Уже там я не выдержала и расплакалась навзрыд. Обычно со мной такого не случается: если я и не могу сдержать слезы, то стараюсь побыстрее успокоиться и не позориться. А тут словно плотину прорвало! Рыдания рвались из моей груди на свободу, меня трясло, я почти ничего не видела из-за слез. Скрыть это? Нет, невозможно, тут другая забота — не задохнуться бы, не умереть от спазмов, не поддаться горю.
Дело было не только в Леше, в нем как раз — в меньшей степени. Просто во мне накопилось слишком много боли от всей этой истории, столько, что я уже не могла сдерживать ее. Как странно — я даже не подозревала, что она была во мне! Мне казалось, что я выжгла ее всю, вытравила из себя и смирилась.
Но нет, боль не так проста. Тело заживает быстрее, чем душа. Когда люди вырывают себя из твоей жизни добровольно, они рвут с корнями, а ведь корни уже проросли в твою душу. И все — они уходят из тебя с кусками твоей души, оставшимися на корнях, а ты пытаешься понять, сколько ты выдержишь, не истекут ли кровью те обрывки, что тебе остались.
Я копила горе долго и подсознательно, но теперь я его выпускала. В минуты отчаяния я цеплялась за другие воспоминания: у меня есть новая жизнь, любимая, хорошая, есть люди, которые мне рады, еще не все потеряно.
Но даже этого было недостаточно, пока я не почувствовала, как меня обнимают сильные руки. Гедеонов, прежде не позволявший его касаться, сам привлек меня к себе, обнял, мерно покачивая, как расстроенного ребенка. А я была слишком измучена, чтобы удивляться.

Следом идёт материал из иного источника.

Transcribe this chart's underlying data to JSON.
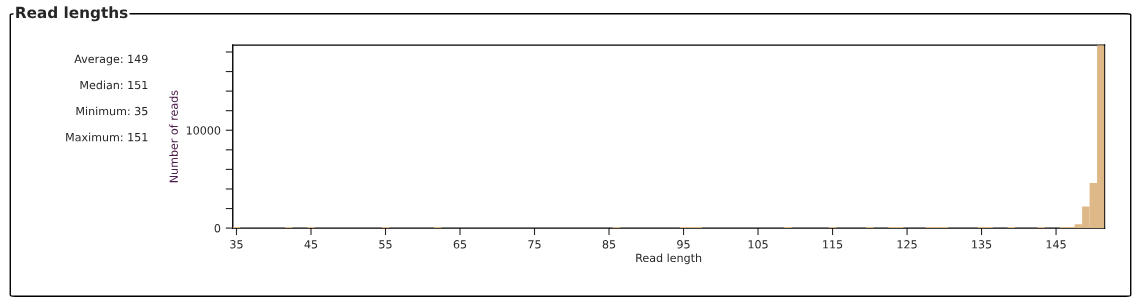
{
  "chart_data": {
    "type": "histogram",
    "title": "Read lengths",
    "xlabel": "Read length",
    "ylabel": "Number of reads",
    "annotations": [
      "Average: 149",
      "Median: 151",
      "Minimum: 35",
      "Maximum: 151"
    ],
    "color": "#deb887",
    "bins": [
      34.5,
      35.5,
      36.5,
      37.5,
      38.5,
      39.5,
      40.5,
      41.5,
      42.5,
      43.5,
      44.5,
      45.5,
      46.5,
      47.5,
      48.5,
      49.5,
      50.5,
      51.5,
      52.5,
      53.5,
      54.5,
      55.5,
      56.5,
      57.5,
      58.5,
      59.5,
      60.5,
      61.5,
      62.5,
      63.5,
      64.5,
      65.5,
      66.5,
      67.5,
      68.5,
      69.5,
      70.5,
      71.5,
      72.5,
      73.5,
      74.5,
      75.5,
      76.5,
      77.5,
      78.5,
      79.5,
      80.5,
      81.5,
      82.5,
      83.5,
      84.5,
      85.5,
      86.5,
      87.5,
      88.5,
      89.5,
      90.5,
      91.5,
      92.5,
      93.5,
      94.5,
      95.5,
      96.5,
      97.5,
      98.5,
      99.5,
      100.5,
      101.5,
      102.5,
      103.5,
      104.5,
      105.5,
      106.5,
      107.5,
      108.5,
      109.5,
      110.5,
      111.5,
      112.5,
      113.5,
      114.5,
      115.5,
      116.5,
      117.5,
      118.5,
      119.5,
      120.5,
      121.5,
      122.5,
      123.5,
      124.5,
      125.5,
      126.5,
      127.5,
      128.5,
      129.5,
      130.5,
      131.5,
      132.5,
      133.5,
      134.5,
      135.5,
      136.5,
      137.5,
      138.5,
      139.5,
      140.5,
      141.5,
      142.5,
      143.5,
      144.5,
      145.5,
      146.5,
      147.5,
      148.5,
      149.5,
      150.5,
      151.5
    ],
    "values": [
      100,
      0,
      0,
      0,
      0,
      0,
      0,
      100,
      0,
      0,
      100,
      0,
      0,
      0,
      0,
      0,
      0,
      0,
      0,
      0,
      100,
      0,
      0,
      0,
      0,
      0,
      0,
      100,
      0,
      0,
      0,
      0,
      0,
      0,
      0,
      0,
      0,
      0,
      0,
      0,
      0,
      0,
      0,
      0,
      0,
      0,
      0,
      0,
      0,
      0,
      0,
      100,
      0,
      0,
      0,
      0,
      0,
      0,
      0,
      0,
      100,
      100,
      100,
      0,
      0,
      0,
      0,
      0,
      0,
      0,
      0,
      0,
      0,
      0,
      100,
      0,
      0,
      0,
      0,
      0,
      100,
      0,
      0,
      0,
      0,
      100,
      0,
      0,
      100,
      100,
      0,
      0,
      0,
      100,
      100,
      100,
      0,
      0,
      0,
      0,
      100,
      100,
      0,
      0,
      100,
      0,
      0,
      0,
      100,
      0,
      0,
      100,
      100,
      400,
      2200,
      4600,
      18700
    ],
    "xlim": [
      34.5,
      151.5
    ],
    "xticks": [
      35,
      45,
      55,
      65,
      75,
      85,
      95,
      105,
      115,
      125,
      135,
      145
    ],
    "ylim": [
      0,
      18700
    ],
    "yticks": [
      0,
      {
        "value": 2000,
        "label": null
      },
      {
        "value": 4000,
        "label": null
      },
      {
        "value": 6000,
        "label": null
      },
      {
        "value": 8000,
        "label": null
      },
      10000,
      {
        "value": 12000,
        "label": null
      },
      {
        "value": 14000,
        "label": null
      },
      {
        "value": 16000,
        "label": null
      },
      {
        "value": 18000,
        "label": null
      }
    ],
    "grid": false,
    "legend": false
  }
}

Он, должно быть, был шокирован таким поведением с моей стороны! Он оставил меня на улице, я отказалась от той встречи, которая могла бы меня расстроить. И вот я уже рыдаю в три ручья безо всякой понятной причины! Он должен был разозлиться, но он был спокоен, он утешал меня, потому что без него я не справлялась со всем этим.
— Тише, тише, — прошептал он мне на ухо. — Это ничего, не страшно, пройдет. Расскажи мне, что случилось.
И я рассказала ему все — про свой разговор с Лешей, мысли, чувства и отчаяние, слово за словом, я вытягивала из себя боль, как вытягивают лезвие из воспалившейся раны. Но когда я закончила, мне стало легче. Так бывает, когда пройдет большая гроза, и мир вновь становится ясным и свежим.
Моя гроза прошла и отпустила меня… наконец-то отпустила.
Я была так измучена и потрясена, что не могла даже вспомнить, какие планы были у нас на этот день. Но они меня в любом случае не касались: закончив говорить, я скоро уснула на руках у Гедеонова.
Я боялась, что после такой очевидной слабости Гедеонов, который сам в жизни прошел вещи пострашнее, устроит мне выговор или хотя бы будет подкалывать насчет того, что случилось, а мне и это было бы неприятно. Но нет, проснулась я в своей комнате, и он не беспокоил меня, пока я не привела себя в порядок. Да и после этого он делал вид, что ничего не случилось.